Saturday, December 20, 2014

No Church This Christmas. All I Want Is My Sunday Vision Bonus!

There is, more to the month of this December than it merely being the last month of 2014 and the month of the Christmas festivities. It is, also the month of bonuses.

December is that critical month, the month when bosses ‘are supposed’ to bestow upon us a bonus as a sign of gratitude for the hard work we have done over the year. Even House-ee, as she heads off to kyalo, she too, expects her December pay plus bonus.

Security Guard who works for Saracen will also expect a double bonus – one from his employer Saracen and the other from you, the person whose house he guards. Grass Cutter whom you have been calling since the start of December to come and do the needful but to no avail, will suddenly materialise this Christmas week. He too is also thinking of his bonus while with no tact, Traffic Policewoman will spit it out in black and white and simply say: “Eh, you have not left me Christmas” after she stops you for a nonexistent traffic violation.

But it’s the church that bothers me – God, Bishop and Pastor et al whose eyes bulge at the thought of rich December bonuses like Pastor who has a church along Entebbe Road. In his church, you sit according to how much you expect to give him. Sh1m plus will get you a seat at the foot of the pulpit, 500k somewhere in the middle and 25k outside in the shade. But that’s not all. If he is to pray for you, as in a private prayer, it will cost you at least 1m plus. Hmm! And this Christmas day week, he will have no shortage of people willing to give him a bonus.

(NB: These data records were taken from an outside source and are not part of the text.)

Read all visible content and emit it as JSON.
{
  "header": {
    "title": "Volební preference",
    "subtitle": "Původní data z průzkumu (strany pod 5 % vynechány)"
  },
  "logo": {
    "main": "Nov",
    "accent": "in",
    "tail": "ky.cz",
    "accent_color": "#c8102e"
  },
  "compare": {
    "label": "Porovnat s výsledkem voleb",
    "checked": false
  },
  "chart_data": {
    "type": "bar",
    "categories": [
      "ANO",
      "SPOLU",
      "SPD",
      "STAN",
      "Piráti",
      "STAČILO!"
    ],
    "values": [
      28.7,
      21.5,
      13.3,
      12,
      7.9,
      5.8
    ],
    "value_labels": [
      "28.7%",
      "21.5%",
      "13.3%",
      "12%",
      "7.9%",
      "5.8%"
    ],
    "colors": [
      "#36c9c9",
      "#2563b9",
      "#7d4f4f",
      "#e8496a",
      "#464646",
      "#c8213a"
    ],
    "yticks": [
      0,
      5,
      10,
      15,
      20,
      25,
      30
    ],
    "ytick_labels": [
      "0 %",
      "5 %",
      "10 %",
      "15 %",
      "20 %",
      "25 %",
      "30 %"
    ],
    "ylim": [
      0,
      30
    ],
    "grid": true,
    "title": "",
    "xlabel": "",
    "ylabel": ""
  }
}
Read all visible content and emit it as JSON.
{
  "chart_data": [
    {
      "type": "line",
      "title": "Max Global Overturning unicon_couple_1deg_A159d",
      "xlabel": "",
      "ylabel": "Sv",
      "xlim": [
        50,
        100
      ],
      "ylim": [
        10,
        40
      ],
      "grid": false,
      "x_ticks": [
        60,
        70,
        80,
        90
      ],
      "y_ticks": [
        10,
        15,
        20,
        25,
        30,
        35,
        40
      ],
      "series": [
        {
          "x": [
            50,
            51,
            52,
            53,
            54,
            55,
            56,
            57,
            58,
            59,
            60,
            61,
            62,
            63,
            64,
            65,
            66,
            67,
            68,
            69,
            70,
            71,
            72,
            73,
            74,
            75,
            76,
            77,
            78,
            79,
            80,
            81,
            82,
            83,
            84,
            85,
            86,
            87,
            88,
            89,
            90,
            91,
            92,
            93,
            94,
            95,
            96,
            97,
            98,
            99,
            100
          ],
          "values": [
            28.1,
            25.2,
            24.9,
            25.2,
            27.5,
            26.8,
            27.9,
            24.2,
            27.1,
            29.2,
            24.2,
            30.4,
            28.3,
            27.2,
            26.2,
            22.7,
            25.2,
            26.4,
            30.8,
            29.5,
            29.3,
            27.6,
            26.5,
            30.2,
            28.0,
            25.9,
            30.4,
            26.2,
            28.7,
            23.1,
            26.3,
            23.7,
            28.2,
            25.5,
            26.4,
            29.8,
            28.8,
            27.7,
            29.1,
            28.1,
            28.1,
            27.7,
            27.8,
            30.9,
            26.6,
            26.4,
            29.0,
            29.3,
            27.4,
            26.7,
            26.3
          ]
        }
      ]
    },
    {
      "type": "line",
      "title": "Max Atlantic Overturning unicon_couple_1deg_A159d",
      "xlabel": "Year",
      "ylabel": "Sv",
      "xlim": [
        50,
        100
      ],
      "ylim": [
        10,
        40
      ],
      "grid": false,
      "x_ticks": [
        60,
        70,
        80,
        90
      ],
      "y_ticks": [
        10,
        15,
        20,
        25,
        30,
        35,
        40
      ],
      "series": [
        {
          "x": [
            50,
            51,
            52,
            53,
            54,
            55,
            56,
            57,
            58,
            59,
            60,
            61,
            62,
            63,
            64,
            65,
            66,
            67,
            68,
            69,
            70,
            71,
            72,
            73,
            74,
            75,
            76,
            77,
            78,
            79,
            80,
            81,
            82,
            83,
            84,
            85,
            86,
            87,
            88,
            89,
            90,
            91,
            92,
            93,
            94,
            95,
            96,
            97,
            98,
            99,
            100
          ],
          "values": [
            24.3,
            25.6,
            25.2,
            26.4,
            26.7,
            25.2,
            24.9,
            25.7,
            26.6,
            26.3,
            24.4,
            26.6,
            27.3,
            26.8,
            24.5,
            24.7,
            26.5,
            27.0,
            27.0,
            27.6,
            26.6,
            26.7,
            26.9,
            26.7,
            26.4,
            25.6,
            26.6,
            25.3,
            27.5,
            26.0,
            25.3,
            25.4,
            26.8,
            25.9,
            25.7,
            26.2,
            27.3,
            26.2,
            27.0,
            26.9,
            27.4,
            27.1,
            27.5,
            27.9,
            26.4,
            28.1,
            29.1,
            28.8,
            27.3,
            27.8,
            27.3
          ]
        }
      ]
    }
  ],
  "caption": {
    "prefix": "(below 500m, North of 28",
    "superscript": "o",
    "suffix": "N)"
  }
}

While Victor is an Oga from Ghana and holds the title of ‘Bishop’, he looks more like a shady doctor from the backstreets of Accra waiting to chloroform you so he can butcher your stomach open and make off with your kidneys. Hiding behind crocodile skin shoes and a starched Ghanaian robe, he does not use a bible for his biblical quotations but, an iPad.  

Watching him at the pulpit, he exhibits no religious traits and ends everything he babbles out with: ‘money’. He told us: “You can’t expect the Lord to look favourably upon you if you go to him empty handed.....dig into your pockets, pull out a note and hold it up for the Lord to see.” Me pull out my 10k note? Was he on crack? Like a few others, I pulled out 200 shillings which did not go down well with him. He harassed us into pulling out notes and there went the 10k into a basket, a basket that was taken into a back room and never to be seen again.

As the service drew to a close, he held up envelopes and told us: “Come and get an envelope for the Lord. Put in 100k, 200k, 500k or 1m. If you don’t have the money, go and borrow. If you can’t afford your donation in one go, you can do it in two instalments.” Hmm, God wants us to end the year in debt?

But as I wait for my Sunday Vision bonus, can God really justify getting a bonus this year? I mean, when House-ee was busy goofing and trampling on 18-Month-Old Kid recently, where was God? Was he engrossed in watching Mary Luswatta on Scoop on Scoop, Big Brother Africa and re-runs of Jeremy Clarkson and Top Gear that he didn’t notice the melee unfold? Seeing he did bleak, I really don’t think he deserves a bonus – do you? Anyway, if I do end up in church on Christmas day, look for me in the cheap 1k seats at the far end of the car park. And on that religious bombshell, have a good Christmas!